Many businesses are adopting AI to accelerate innovation and boost competitiveness. But poor implementation and inadequate governance slow progress and leave organizations exposed to significant risks, like data failures, compliance breaches, security gaps, and reputational damage.
A new Forrester Consulting study, commissioned by Tines, surveyed 400+ IT leaders across North America and Europe to learn more about the challenges and opportunities they’re facing when scaling AI. It found that governance and privacy are the top priorities when it comes to scaling AI – but they also represent the biggest blockers.
The answer? AI orchestration, which connects systems, tools, and teams to ensure that AI runs securely, transparently, and compliantly. Without it, 88% of IT leaders say AI adoption remains fragmented and difficult to scale.
According to 86% of respondents, IT is uniquely positioned to take this strategic role in orchestrating AI. But to make organization-wide impact, they need to overcome silos, align teams, and build trust with a compliance-first AI approach.
Key barriers to scaling AI
Today, organizations face a range of challenges when it comes to scaling AI:
Challenge 1: Governance and security
Businesses are increasingly aware of the risks associated with unchecked AI adoption, and ensuring AI solutions comply with governance and security regulations is the number-one priority for teams over the next 12 months. But traditional governance processes weren’t designed with AI’s complexity and evolving regulations in mind, making governance and security concerns a significant blocker to scaling AI for over a third of teams (38%).
Challenge 2: Trust and transparency
Forty percent of respondents say that employees don’t fully trust the outcomes generated by AI, making it a critical barrier to adoption. Without trust, employees can’t unlock the full benefits of AI, reducing ROI from your AI initiatives and stalling progress towards business goals. Transparency is essential to build this trust, but siloed AI initiatives and fragmented tools make it difficult to foster across systems and departments.
Challenge 3: Organizational barriers
IT is best-placed to scale AI, but organizational perceptions are holding them back. Some 38% of respondents believe that other departments frequently or occasionally underestimate the potential of IT, with 40% citing IT’s reactive focus on troubleshooting and uptime as the primary reason it’s not seen as a strategic driver at the board level.
The solution: unifying people, processes, and technology with orchestration
It’s clear that to overcome these challenges, organizations need to connect systems for greater visibility, control, and effectiveness. As organizations scale AI, almost two-thirds (73%) of respondents highlight the need for end-to-end visibility across AI workflows and systems. Almost half (49%) are looking for partners that can provide end-to-end centralized solutions, which will enable them to reduce siloes and build trust.

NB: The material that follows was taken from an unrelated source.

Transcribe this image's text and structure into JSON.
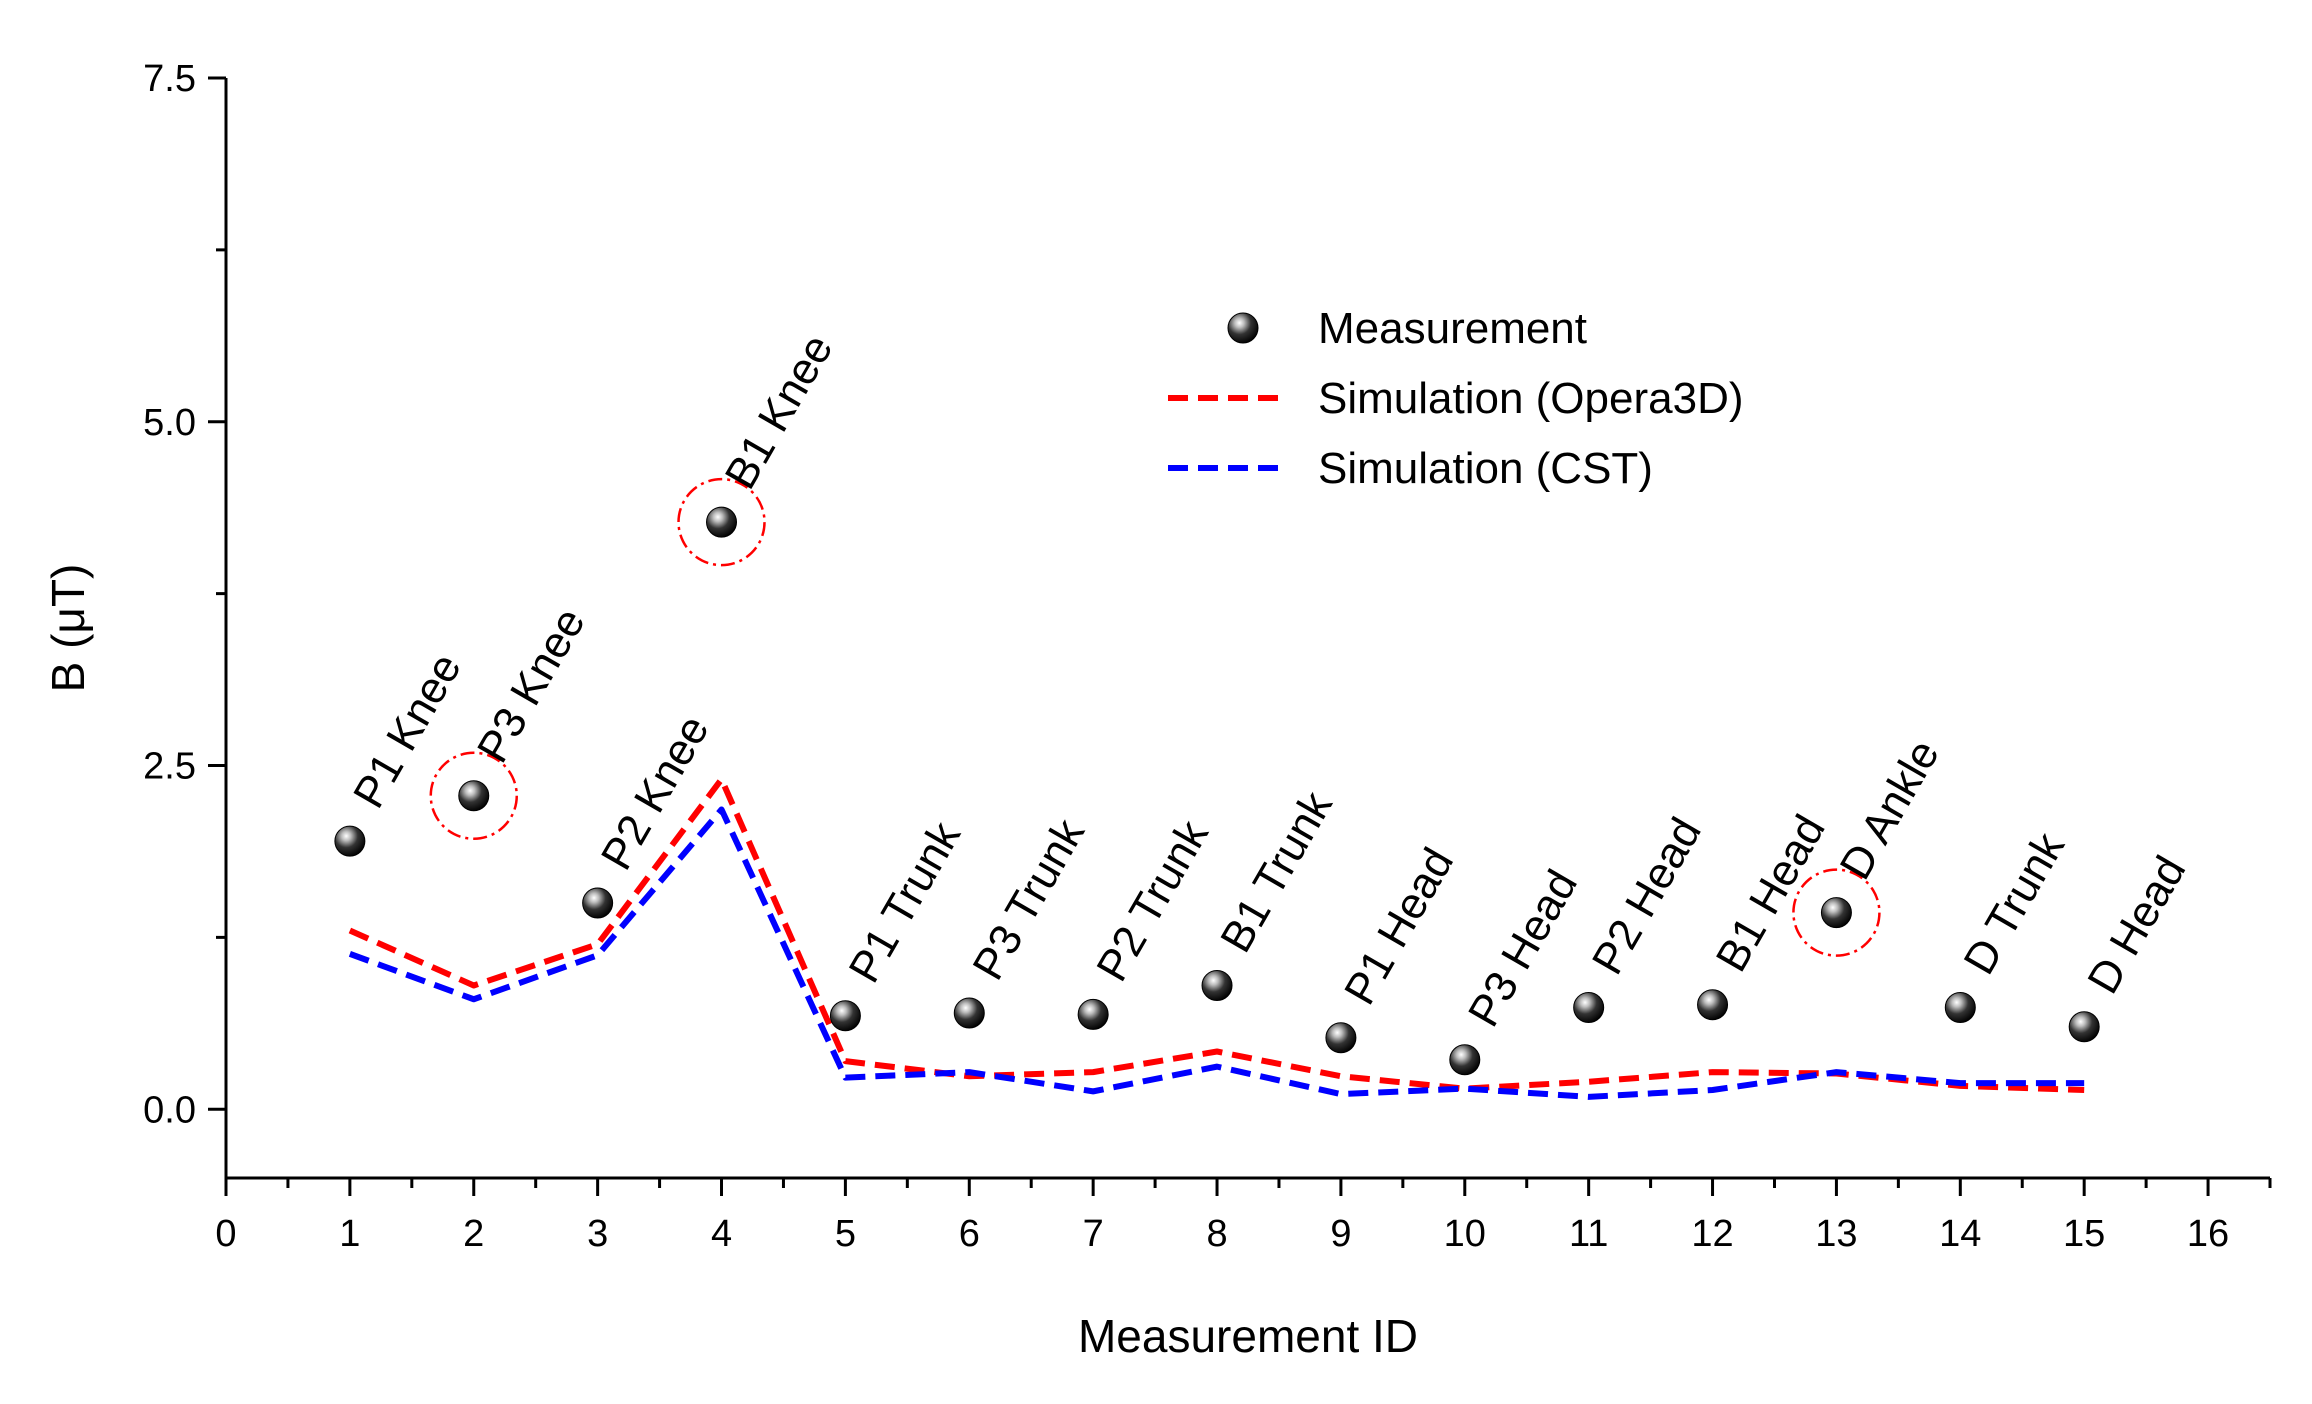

Orchestration is the missing link, enabling teams to scale AI with governance, compliance, and security. Without it, IT leaders say transparency is harder to achieve. That leaves organizations exposed to security risks, compliance issues, inconsistent governance, shadow IT, and employee distrust of AI outcomes.
IT is uniquely able to connect strategy, teams, and data through orchestration while maintaining robust compliance, security, and governance. And IT leaders are ready: 38% believe that IT should own and lead AI orchestration, while 28% say it should act as the coordination hub between different business functions.
Elevating IT’s strategic role with orchestration
To effectively orchestrate AI across the enterprise and strengthen their strategic influence, IT teams should:
- Ensure visibility into AI efforts: 51% cite greater visibility across departments as the top factor that would help their IT organization take a leadership role in orchestrating AI across the business.
- Align teams around unified strategies: 49% of respondents say competing priorities between IT and other business teams is the most common factor slowing down or blocking orchestration, revealing the need for strong collaboration and alignment.
- Implement low-code and no-code solutions: 46% report that overreliance on developers or specialists creates a significant bottleneck, highlighting the need for sustainable resource models that leverage low- or no-code AI and automation tools.
- Connect outcomes to business value: 35% say lack of budget or executive sponsorship prevents scaling AI, so IT should frame initiatives in terms of ROI, revenue opportunities, and efficiency gains to secure buy-in and prove impact.